Tudo isto se endereça ao tópico deste Dia Mundial da Paz: “Se quiseres cultivar a paz, preserva a criação”. Na sua oportuníssima Mensagem, Bento XVI lembra-nos pontos essenciais duma ecologia integral, em que nada fique de fora da vontade do Criador, assim esclarecida (segundo o Catecismo da Igreja Católica): “Porventura não é verdade que, na origem daquela que em sentido cósmico chamamos ‘natureza’, há um desígnio de amor e de verdade?
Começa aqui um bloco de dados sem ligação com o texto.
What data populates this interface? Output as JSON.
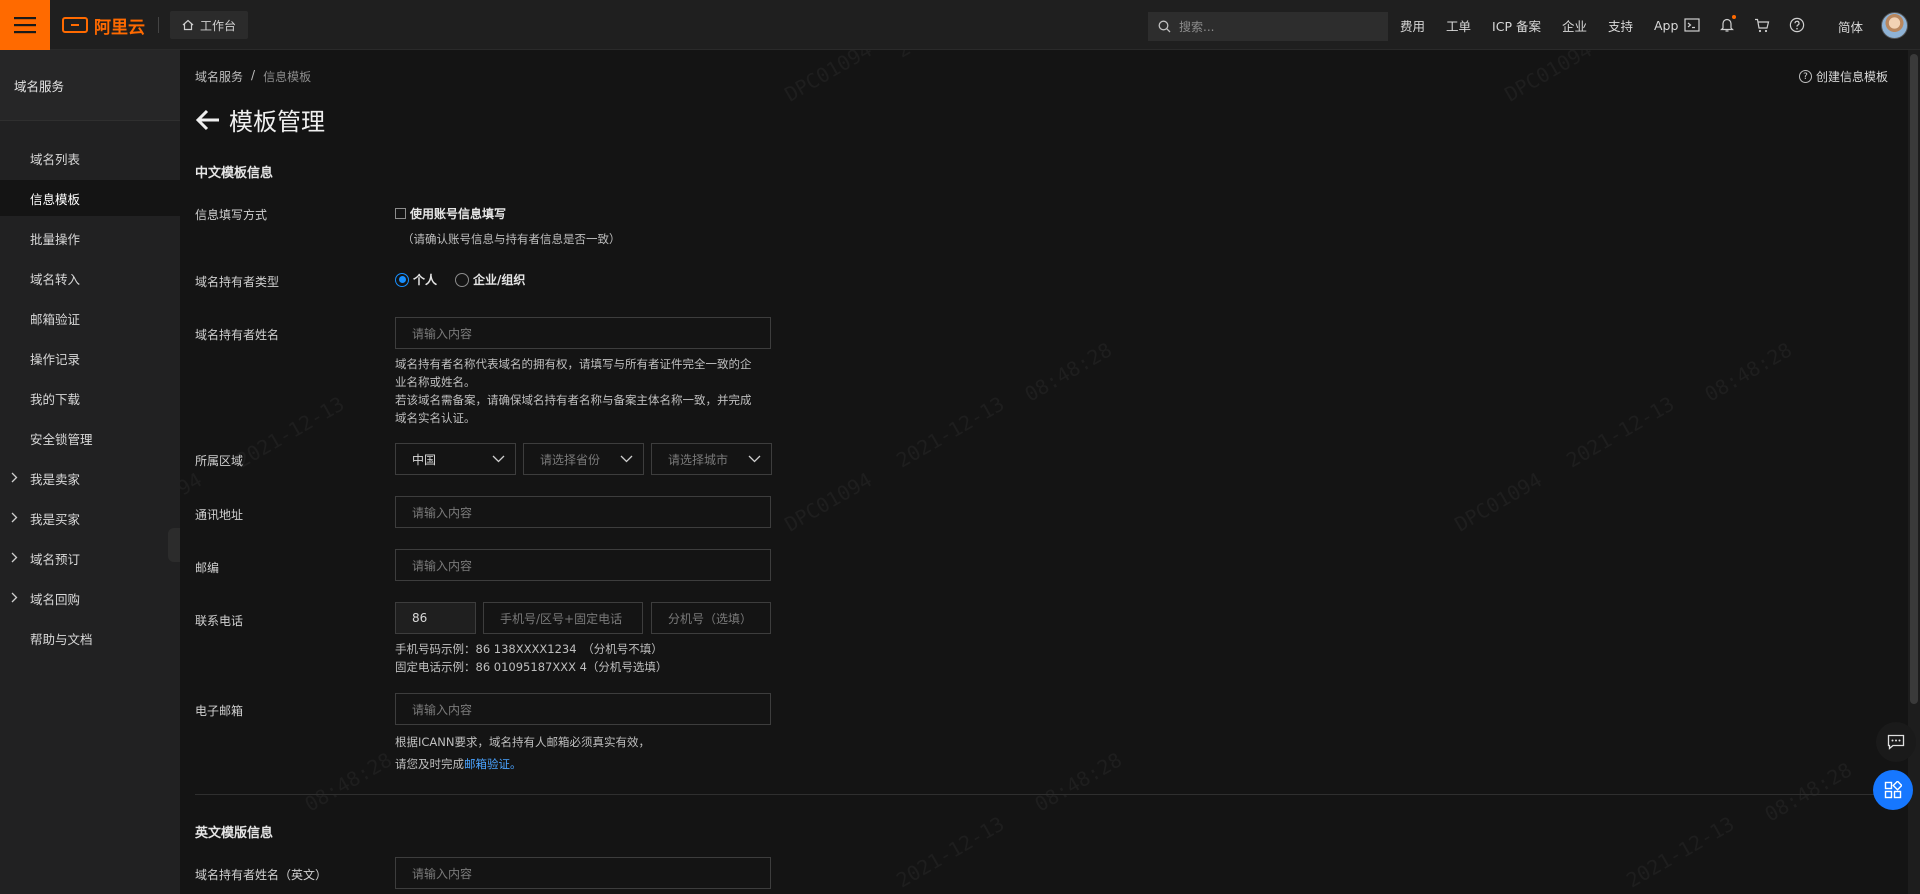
{
  "topbar": {
    "brand": "阿里云",
    "workbench": "工作台",
    "search_placeholder": "搜索...",
    "links": [
      "费用",
      "工单",
      "ICP 备案",
      "企业",
      "支持",
      "App"
    ],
    "language": "简体",
    "accent_color": "#ff6a00"
  },
  "sidebar": {
    "title": "域名服务",
    "items": [
      {
        "label": "域名列表",
        "active": false,
        "expandable": false
      },
      {
        "label": "信息模板",
        "active": true,
        "expandable": false
      },
      {
        "label": "批量操作",
        "active": false,
        "expandable": false
      },
      {
        "label": "域名转入",
        "active": false,
        "expandable": false
      },
      {
        "label": "邮箱验证",
        "active": false,
        "expandable": false
      },
      {
        "label": "操作记录",
        "active": false,
        "expandable": false
      },
      {
        "label": "我的下载",
        "active": false,
        "expandable": false
      },
      {
        "label": "安全锁管理",
        "active": false,
        "expandable": false
      },
      {
        "label": "我是卖家",
        "active": false,
        "expandable": true
      },
      {
        "label": "我是买家",
        "active": false,
        "expandable": true
      },
      {
        "label": "域名预订",
        "active": false,
        "expandable": true
      },
      {
        "label": "域名回购",
        "active": false,
        "expandable": true
      },
      {
        "label": "帮助与文档",
        "active": false,
        "expandable": false
      }
    ]
  },
  "breadcrumb": {
    "root": "域名服务",
    "sep": "/",
    "current": "信息模板"
  },
  "create_link": "创建信息模板",
  "page_title": "模板管理",
  "cn_section": {
    "title": "中文模板信息",
    "fill_method": {
      "label": "信息填写方式",
      "checkbox": "使用账号信息填写",
      "note": "（请确认账号信息与持有者信息是否一致）"
    },
    "owner_type": {
      "label": "域名持有者类型",
      "options": [
        "个人",
        "企业/组织"
      ],
      "selected": "个人"
    },
    "owner_name": {
      "label": "域名持有者姓名",
      "placeholder": "请输入内容",
      "help": [
        "域名持有者名称代表域名的拥有权，请填写与所有者证件完全一致的企",
        "业名称或姓名。",
        "若该域名需备案，请确保域名持有者名称与备案主体名称一致，并完成",
        "域名实名认证。"
      ]
    },
    "region": {
      "label": "所属区域",
      "country": "中国",
      "province_placeholder": "请选择省份",
      "city_placeholder": "请选择城市"
    },
    "address": {
      "label": "通讯地址",
      "placeholder": "请输入内容"
    },
    "postcode": {
      "label": "邮编",
      "placeholder": "请输入内容"
    },
    "phone": {
      "label": "联系电话",
      "country_code": "86",
      "number_placeholder": "手机号/区号+固定电话",
      "ext_placeholder": "分机号（选填）",
      "help": [
        "手机号码示例：86 138XXXX1234　（分机号不填）",
        "固定电话示例：86 01095187XXX 4（分机号选填）"
      ]
    },
    "email": {
      "label": "电子邮箱",
      "placeholder": "请输入内容",
      "help_line1": "根据ICANN要求，域名持有人邮箱必须真实有效，",
      "help_line2_prefix": "请您及时完成",
      "help_link": "邮箱验证。"
    }
  },
  "en_section": {
    "title": "英文模版信息",
    "owner_name": {
      "label": "域名持有者姓名（英文）",
      "placeholder": "请输入内容"
    }
  },
  "watermark": {
    "id": "DPC01094",
    "date": "2021-12-13",
    "time": "08:48:28"
  }
}
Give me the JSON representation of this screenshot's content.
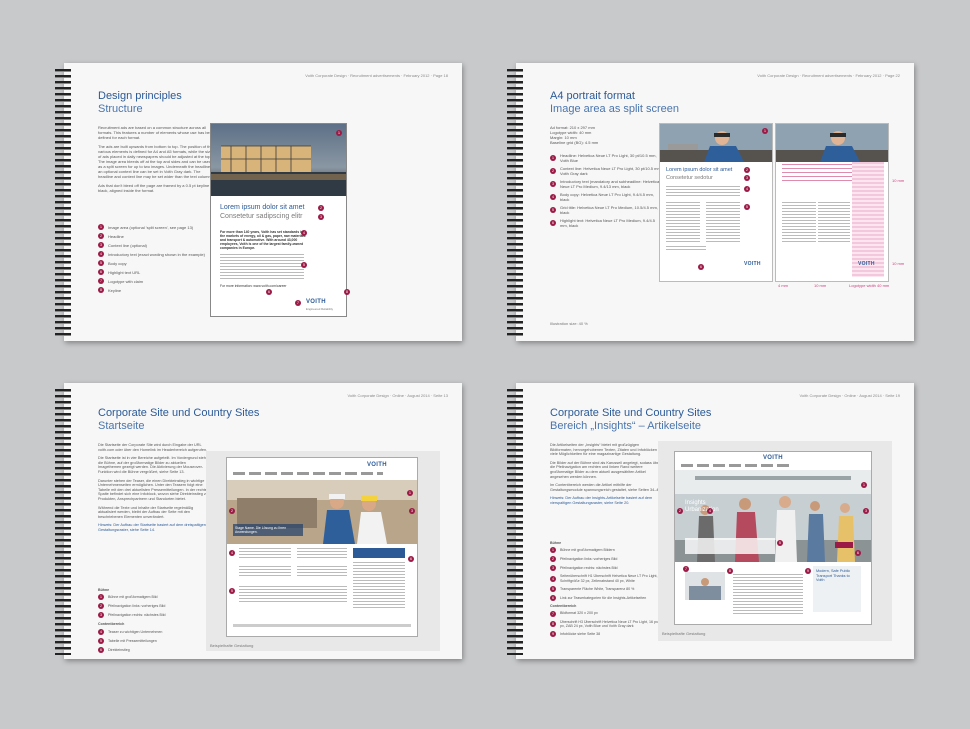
{
  "spreads": [
    {
      "runhead": "Voith Corporate Design · Recruitment advertisements · February 2012 · Page 18",
      "title": "Design principles",
      "subtitle": "Structure",
      "paragraphs": [
        "Recruitment ads are based on a common structure across all formats. This features a number of elements whose use has been defined for each format.",
        "The ads are built upwards from bottom to top. The position of the various elements is defined for A4 and A5 formats, while the size of ads placed in daily newspapers should be adjusted at the top. The image area bleeds off at the top and sides and can be used as a split screen for up to two images. Underneath the headline, an optional context line can be set in Voith Gray dark. The headline and context line may be set wider than the text column.",
        "Ads that don't bleed off the page are framed by a 0.5 pt keyline in black, aligned inside the format."
      ],
      "legend": [
        {
          "n": "1",
          "text": "Image area (optional 'split screen', see page 13)"
        },
        {
          "n": "2",
          "text": "Headline"
        },
        {
          "n": "3",
          "text": "Context line (optional)"
        },
        {
          "n": "4",
          "text": "Introductory text (exact wording shown in the example)"
        },
        {
          "n": "5",
          "text": "Body copy"
        },
        {
          "n": "6",
          "text": "Highlight text URL"
        },
        {
          "n": "7",
          "text": "Logotype with claim"
        },
        {
          "n": "8",
          "text": "Keyline"
        }
      ],
      "ad": {
        "headline": "Lorem ipsum dolor sit amet",
        "context": "Consetetur sadipscing elitr",
        "intro": "For more than 140 years, Voith has set standards in the markets of energy, oil & gas, paper, raw materials and transport & automotive. With around 43,000 employees, Voith is one of the largest family-owned companies in Europe.",
        "url": "For more information: www.voith.com/career",
        "logo": "VOITH",
        "claim": "Engineered Reliability"
      }
    },
    {
      "runhead": "Voith Corporate Design · Recruitment advertisements · February 2012 · Page 22",
      "title": "A4 portrait format",
      "subtitle": "Image area as split screen",
      "specs": [
        "Ad format: 210 x 297 mm",
        "Logotype width: 40 mm",
        "Margin: 10 mm",
        "Baseline grid (BG): 4.5 mm"
      ],
      "legend": [
        {
          "n": "1",
          "text": "Headline: Helvetica Neue LT Pro Light, 30 pt/10.5 mm, Voith Blue"
        },
        {
          "n": "2",
          "text": "Context line: Helvetica Neue LT Pro Light, 30 pt/10.5 mm, Voith Gray dark"
        },
        {
          "n": "3",
          "text": "Introductory text (mandatory and subheadline: Helvetica Neue LT Pro Medium, 9.4/13 mm, black"
        },
        {
          "n": "4",
          "text": "Body copy: Helvetica Neue LT Pro Light, 9.4/4.5 mm, black"
        },
        {
          "n": "5",
          "text": "Grid title: Helvetica Neue LT Pro Medium, 10.5/4.5 mm, black"
        },
        {
          "n": "6",
          "text": "Highlight text: Helvetica Neue LT Pro Medium, 9.4/4.5 mm, black"
        }
      ],
      "ad": {
        "headline": "Lorem ipsum dolor sit amet",
        "context": "Consetetur sedotur",
        "logo": "VOITH"
      },
      "dims": [
        "10 mm",
        "4 mm",
        "10 mm",
        "Logotype width 40 mm",
        "10 mm"
      ],
      "caption": "Illustration size: 40 %"
    },
    {
      "runhead": "Voith Corporate Design · Online · August 2014 · Seite 13",
      "title": "Corporate Site und Country Sites",
      "subtitle": "Startseite",
      "paragraphs": [
        "Die Startseite der Corporate Site wird durch Eingabe der URL voith.com oder über den Homelink im Headerbereich aufgerufen.",
        "Die Startseite ist in vier Bereiche aufgeteilt. Im Vordergrund steht die Bühne, auf der großformatige Bilder zu aktuellen Imagethemen gezeigt werden. Die Aktivierung der Mouseover-Funktion wird die Bühne vergrößert, siehe Seite 13.",
        "Darunter stehen der Teaser, die einen Direkteinstieg in wichtige Unternehmenseiten ermöglichen. Unter den Teasern folgt eine Tabelle mit den drei aktuellsten Pressemitteilungen. In der rechten Spalte befindet sich eine Infoblock, wovon siehe Direkteinstieg zu Produkten, Ansprechpartnern und Standorten bietet.",
        "Während die Texte und Inhalte der Startseite regelmäßig aktualisiert werden, bleibt der Aufbau der Seite mit den beschriebenen Elementen unverändert."
      ],
      "note": "Hinweis: Der Aufbau der Startseite basiert auf dem dreispaltigen Gestaltungsraster, siehe Seite 14.",
      "groups": [
        {
          "title": "Bühne",
          "items": [
            {
              "n": "1",
              "text": "Bühne mit großformatigem Bild"
            },
            {
              "n": "2",
              "text": "Pfeilnavigation links: vorheriges Bild"
            },
            {
              "n": "3",
              "text": "Pfeilnavigation rechts: nächstes Bild"
            }
          ]
        },
        {
          "title": "Contentbereich",
          "items": [
            {
              "n": "4",
              "text": "Teaser zu wichtigen Unternehmen"
            },
            {
              "n": "5",
              "text": "Tabelle mit Pressemitteilungen"
            },
            {
              "n": "6",
              "text": "Direkteinstieg"
            }
          ]
        }
      ],
      "web": {
        "logo": "VOITH",
        "stage_text": "Stage Name. Die Lösung zu Ihren Anwendungen.",
        "caption": "Beispielhafte Gestaltung"
      }
    },
    {
      "runhead": "Voith Corporate Design · Online · August 2014 · Seite 19",
      "title": "Corporate Site und Country Sites",
      "subtitle": "Bereich „Insights“ – Artikelseite",
      "paragraphs": [
        "Die Artikelseiten der „Insights“ bietet mit großzügigen Bildformaten, hervorgehobenen Texten, Zitaten und Infoblöcken viele Möglichkeiten für eine magazinartige Gestaltung.",
        "Die Bilder auf der Bühne sind als Karussell angelegt, sodass über die Pfeilnavigation am rechten und linken Rand weitere großformatige Bilder zu dem aktuell ausgewählten Artikel angesehen werden können.",
        "Im Contentbereich werden die Artikel mithilfe der Gestaltungsmodule spannungsreich gestaltet, siehe Seiten 34–45."
      ],
      "note": "Hinweis: Der Aufbau der Insights-Artikelseite basiert auf dem vierspaltigen Gestaltungsraster, siehe Seite 20.",
      "groups": [
        {
          "title": "Bühne",
          "items": [
            {
              "n": "1",
              "text": "Bühne mit großformatigem Bildern"
            },
            {
              "n": "2",
              "text": "Pfeilnavigation links: vorheriges Bild"
            },
            {
              "n": "3",
              "text": "Pfeilnavigation rechts: nächstes Bild"
            },
            {
              "n": "4",
              "text": "Seitenüberschrift H1 Überschrift Helvetica Neue LT Pro Light, Schriftgröße 32 px, Zeilenabstand 40 px, White"
            },
            {
              "n": "5",
              "text": "Transparente Fläche White, Transparenz 80 %"
            },
            {
              "n": "6",
              "text": "Link zur Teaserkategorien für die Insights-Artikelseiten"
            }
          ]
        },
        {
          "title": "Contentbereich",
          "items": [
            {
              "n": "7",
              "text": "Bildformat 320 x 200 px"
            },
            {
              "n": "8",
              "text": "Überschrift H3 Überschrift Helvetica Neue LT Pro Light, 16 px/24 px, ZAB 24 px, Voith Blue und Voith Gray dark"
            },
            {
              "n": "9",
              "text": "Infoblöcke siehe Seite 38"
            }
          ]
        }
      ],
      "web": {
        "logo": "VOITH",
        "stage_title": "Insights Urbanization",
        "teaser": "Modern, Safe Public Transport Thanks to Voith",
        "caption": "Beispielhafte Gestaltung"
      }
    }
  ],
  "colors": {
    "voith_blue": "#2b5a97",
    "marker": "#9b1b46",
    "pink_grid": "#e08ab0"
  }
}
O mundo não é fruto duma qualquer necessidade, dum destino cego ou do acaso, […] procede da vontade livre de Deus, que quis fazer as criaturas participantes do seu ser, da sua sabedoria e da sua bondade” (Mensagem, nº 6).

Intenção divina que passa, indispensavelmente, pela responsabilidade humana. Concretizando mais um pouco: não temos uma terra para temer nem para desgastar, mas para conhecer e desenvolver, como verdadeiros cuidadores dela. Nisto colaboraremos com Deus, cumprindo da criação o que nos caiba. – E ainda será tanto, do nosso pequeno planeta até aos espaços siderais que nos desafiam, mas sobretudo nos levam a dar glória ao seu divino Autor!

 

Tomaremos como próprias, tanto a nossa actual situação precária como a crescente condição divina em que o Espírito de Cristo nos vai garantindo, num longo percurso de libertação que até da morte fará vida, porque transformada em dom. E, especialmente nestes dias e com a presente Mensagem papal. Ponhamos nesse horizonte último da liberdade divina e divinizada a nossa expectativa e segurança.

 

Não em nós e só por nós – o que seria correr contra o tempo e já vencidos – e não nas coisas pelas coisas, que, sendo sinais dum Amor que nos convida, só agradecidas e partilhadas realizam o seu fim, como o concluiu magnificamente Agostinho nas suas Confissões 10, 27: “Tarde Vos amei, ó beleza tão antiga e tão nova, tarde Vos amei! Vós estáveis dentro de mim, mas eu estava fora, e fora de mim Vos procurava; com o meu espírito deformado, precipitava-me sobre as coisas formosas que criastes. Estáveis comigo e eu não estava convosco. Retinha-me longe de Vós aquilo que não existiria se não existisse em Vós. Chamastes, clamastes e rompestes a minha surdez. Brilhastes, resplandecestes e dissipastes a minha cegueira. […] Tocastes-me, e agora desejo ardentemente a vossa paz”.

Também para que a natureza possa “respirar”, sem ser sufocada por uma avidez que acabaria por nos sufocar a nós. Ainda neste sentido compreenderemos Paulo, quando escreve que “a criação aguarda ansiosa a revelação dos filhos de Deus; se ela foi submetida à vaidade, […] foi com a esperança de ser também ela libertada da servidão da corrupção para participar, livremente da glória dos filhos de Deus” (Rm 8, 19-21).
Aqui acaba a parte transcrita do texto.